Randy Beardy

No. 65
- Position: Offensive guard

Personal information
- Born: April 12, 1994 (age 32)
- Listed height: 6 ft 7 in (2.01 m)
- Listed weight: 290 lb (132 kg)

Career information
- High school: Northern (Sarnia, Ontario)
- University: Windsor (2012–2016)
- CFL draft: 2016: 5th round, 43rd overall pick

Career history
- 2016: Ottawa Redblacks

Awards and highlights
- Grey Cup champion (2016); OUA second-team all-star (2016);

= Randy Beardy =

Canadian football player and coach (born 1994)

Randy Beardy (born April 12, 1994) is a Canadian former professional football offensive guard who played for the Ottawa Redblacks of the Canadian Football League (CFL). He played CIS football at Windsor.

==Playing career==
Beardy played high school football at Northern Collegiate Institute and Vocational School in Sarnia, Ontario. He first played CIS football for the Windsor Lancers from 2012 to 2015. He played in eight games in 2012, five games in 2013, six games in 2014, and eight games in 2015. Beardy was invited to the East-West Bowl in 2015.

Beardy was selected by the Ottawa Redblacks of the Canadian Football League (CFL) in the fifth round, with the 43rd overall pick, of the 2016 CFL draft. However, he was cut before the start of the season and returned to Windsor for a fifth season of CIS football.

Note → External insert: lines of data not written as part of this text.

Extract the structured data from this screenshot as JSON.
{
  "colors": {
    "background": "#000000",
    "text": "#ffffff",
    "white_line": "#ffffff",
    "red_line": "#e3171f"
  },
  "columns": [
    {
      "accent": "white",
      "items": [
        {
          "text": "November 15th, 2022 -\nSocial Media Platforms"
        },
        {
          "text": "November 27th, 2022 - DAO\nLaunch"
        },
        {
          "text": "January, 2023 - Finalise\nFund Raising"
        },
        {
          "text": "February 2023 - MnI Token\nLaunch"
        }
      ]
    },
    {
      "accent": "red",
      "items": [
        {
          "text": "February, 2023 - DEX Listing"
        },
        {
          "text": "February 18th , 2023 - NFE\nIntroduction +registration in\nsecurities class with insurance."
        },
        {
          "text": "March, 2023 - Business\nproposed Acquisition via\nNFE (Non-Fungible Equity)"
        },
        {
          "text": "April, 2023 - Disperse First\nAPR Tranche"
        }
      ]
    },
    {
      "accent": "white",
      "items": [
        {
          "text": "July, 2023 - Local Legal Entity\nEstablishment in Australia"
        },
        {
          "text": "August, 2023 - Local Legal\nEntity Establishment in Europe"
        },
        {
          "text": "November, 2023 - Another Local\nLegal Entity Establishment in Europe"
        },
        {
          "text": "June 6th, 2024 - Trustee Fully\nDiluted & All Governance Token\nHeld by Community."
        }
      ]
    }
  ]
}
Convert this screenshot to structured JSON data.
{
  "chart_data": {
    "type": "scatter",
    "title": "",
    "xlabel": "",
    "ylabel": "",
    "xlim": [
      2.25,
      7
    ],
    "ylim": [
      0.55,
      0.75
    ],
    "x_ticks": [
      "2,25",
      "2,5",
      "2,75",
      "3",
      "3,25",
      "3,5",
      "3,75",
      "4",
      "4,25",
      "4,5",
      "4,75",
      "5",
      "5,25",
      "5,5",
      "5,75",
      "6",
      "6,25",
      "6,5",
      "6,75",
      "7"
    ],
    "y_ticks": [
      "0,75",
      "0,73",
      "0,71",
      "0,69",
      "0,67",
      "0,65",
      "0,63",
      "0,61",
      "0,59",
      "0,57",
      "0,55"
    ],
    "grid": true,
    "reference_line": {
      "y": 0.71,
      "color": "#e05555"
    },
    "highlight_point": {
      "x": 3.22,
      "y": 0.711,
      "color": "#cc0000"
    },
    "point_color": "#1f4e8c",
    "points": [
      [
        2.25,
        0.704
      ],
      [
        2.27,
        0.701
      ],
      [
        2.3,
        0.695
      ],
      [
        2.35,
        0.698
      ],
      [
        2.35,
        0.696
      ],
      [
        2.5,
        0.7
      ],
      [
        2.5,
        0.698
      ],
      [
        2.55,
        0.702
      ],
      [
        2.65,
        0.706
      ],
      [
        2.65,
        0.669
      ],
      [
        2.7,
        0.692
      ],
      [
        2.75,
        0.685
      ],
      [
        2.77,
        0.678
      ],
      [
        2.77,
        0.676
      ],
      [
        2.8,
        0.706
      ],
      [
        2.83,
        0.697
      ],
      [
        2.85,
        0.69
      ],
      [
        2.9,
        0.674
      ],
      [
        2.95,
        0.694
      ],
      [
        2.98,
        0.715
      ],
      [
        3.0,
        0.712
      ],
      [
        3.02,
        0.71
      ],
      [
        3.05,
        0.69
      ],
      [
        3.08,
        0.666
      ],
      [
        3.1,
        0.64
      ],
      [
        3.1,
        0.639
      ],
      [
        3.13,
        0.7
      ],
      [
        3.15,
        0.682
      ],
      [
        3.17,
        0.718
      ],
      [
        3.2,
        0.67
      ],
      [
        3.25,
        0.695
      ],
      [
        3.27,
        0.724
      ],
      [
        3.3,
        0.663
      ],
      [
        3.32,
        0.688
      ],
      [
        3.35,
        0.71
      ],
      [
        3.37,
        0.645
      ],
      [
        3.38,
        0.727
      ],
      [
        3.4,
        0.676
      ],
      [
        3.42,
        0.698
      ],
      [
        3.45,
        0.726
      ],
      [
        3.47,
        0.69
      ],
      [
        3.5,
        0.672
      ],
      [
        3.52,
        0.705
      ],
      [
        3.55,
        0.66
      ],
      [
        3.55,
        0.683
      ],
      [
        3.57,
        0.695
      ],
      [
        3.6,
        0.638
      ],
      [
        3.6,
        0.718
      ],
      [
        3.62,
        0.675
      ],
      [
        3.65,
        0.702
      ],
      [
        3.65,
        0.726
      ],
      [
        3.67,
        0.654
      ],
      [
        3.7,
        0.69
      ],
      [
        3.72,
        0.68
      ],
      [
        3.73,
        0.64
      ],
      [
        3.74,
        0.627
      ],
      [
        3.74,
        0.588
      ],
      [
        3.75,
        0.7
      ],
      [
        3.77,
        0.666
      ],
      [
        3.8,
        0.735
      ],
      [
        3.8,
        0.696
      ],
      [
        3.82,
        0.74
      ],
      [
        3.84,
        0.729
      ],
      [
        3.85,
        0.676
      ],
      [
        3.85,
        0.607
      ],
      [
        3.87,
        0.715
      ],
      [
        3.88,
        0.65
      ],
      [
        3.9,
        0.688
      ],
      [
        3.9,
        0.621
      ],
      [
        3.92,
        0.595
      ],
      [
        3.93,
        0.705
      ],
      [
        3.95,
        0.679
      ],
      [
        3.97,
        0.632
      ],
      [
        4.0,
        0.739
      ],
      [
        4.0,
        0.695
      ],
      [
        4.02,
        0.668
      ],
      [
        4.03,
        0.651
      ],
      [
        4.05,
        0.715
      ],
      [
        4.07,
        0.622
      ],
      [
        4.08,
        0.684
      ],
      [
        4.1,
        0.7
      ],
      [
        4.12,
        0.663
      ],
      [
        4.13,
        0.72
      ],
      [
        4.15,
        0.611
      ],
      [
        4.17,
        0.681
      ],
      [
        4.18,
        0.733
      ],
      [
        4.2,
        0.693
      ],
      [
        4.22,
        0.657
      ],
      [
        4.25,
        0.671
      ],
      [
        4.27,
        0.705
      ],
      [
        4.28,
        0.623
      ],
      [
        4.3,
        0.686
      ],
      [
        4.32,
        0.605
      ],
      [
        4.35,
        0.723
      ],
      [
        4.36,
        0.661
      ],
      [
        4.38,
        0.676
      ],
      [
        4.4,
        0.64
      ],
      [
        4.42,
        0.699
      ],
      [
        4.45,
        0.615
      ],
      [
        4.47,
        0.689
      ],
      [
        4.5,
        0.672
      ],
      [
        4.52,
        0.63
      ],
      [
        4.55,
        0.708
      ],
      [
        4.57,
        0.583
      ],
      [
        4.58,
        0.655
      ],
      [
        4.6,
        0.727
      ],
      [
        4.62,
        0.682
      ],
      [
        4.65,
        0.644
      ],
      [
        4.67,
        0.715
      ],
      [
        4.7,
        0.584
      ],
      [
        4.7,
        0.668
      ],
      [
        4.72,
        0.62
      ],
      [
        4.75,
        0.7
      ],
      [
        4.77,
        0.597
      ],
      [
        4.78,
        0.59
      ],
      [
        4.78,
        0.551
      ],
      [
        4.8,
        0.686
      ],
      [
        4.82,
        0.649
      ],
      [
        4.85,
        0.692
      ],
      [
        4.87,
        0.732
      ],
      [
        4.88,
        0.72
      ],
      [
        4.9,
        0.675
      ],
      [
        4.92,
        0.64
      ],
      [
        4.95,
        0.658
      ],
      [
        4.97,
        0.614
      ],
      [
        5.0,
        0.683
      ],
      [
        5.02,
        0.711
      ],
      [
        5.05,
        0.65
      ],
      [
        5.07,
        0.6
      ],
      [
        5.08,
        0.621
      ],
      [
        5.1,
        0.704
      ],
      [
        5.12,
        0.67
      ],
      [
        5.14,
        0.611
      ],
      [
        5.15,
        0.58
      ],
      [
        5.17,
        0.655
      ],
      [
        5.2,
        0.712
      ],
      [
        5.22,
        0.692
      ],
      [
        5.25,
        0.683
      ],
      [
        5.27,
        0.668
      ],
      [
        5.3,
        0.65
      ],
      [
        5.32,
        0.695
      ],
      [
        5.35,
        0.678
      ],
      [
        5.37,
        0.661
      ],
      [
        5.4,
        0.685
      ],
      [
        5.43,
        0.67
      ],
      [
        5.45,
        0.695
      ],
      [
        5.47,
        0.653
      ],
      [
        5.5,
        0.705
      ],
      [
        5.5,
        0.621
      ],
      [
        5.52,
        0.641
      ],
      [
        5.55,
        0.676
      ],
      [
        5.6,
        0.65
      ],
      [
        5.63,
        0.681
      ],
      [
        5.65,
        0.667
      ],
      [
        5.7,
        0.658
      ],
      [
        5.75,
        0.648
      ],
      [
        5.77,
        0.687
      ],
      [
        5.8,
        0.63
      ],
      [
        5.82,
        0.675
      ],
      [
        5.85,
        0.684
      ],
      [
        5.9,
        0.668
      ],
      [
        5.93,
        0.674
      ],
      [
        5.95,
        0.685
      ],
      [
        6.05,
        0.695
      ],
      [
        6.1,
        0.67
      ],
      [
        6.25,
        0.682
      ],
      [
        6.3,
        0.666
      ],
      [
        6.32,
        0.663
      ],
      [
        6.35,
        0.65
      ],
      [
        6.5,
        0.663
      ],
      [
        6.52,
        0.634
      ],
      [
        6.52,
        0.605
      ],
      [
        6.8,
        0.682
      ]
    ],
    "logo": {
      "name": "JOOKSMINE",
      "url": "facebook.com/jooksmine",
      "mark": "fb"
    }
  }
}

Beardy played in seven games during his final season at Windsor and was named an OUA second-team all-star. He then returned to the Redblacks and dressed in one game for the team during the 2016 CFL season. On November 27, 2016, the Redblacks won the 104th Grey Cup against the Calgary Stampeders. He was released on June 18, 2017.

==Coaching career==
Beardy later returned to Windsor as an offensive line coach.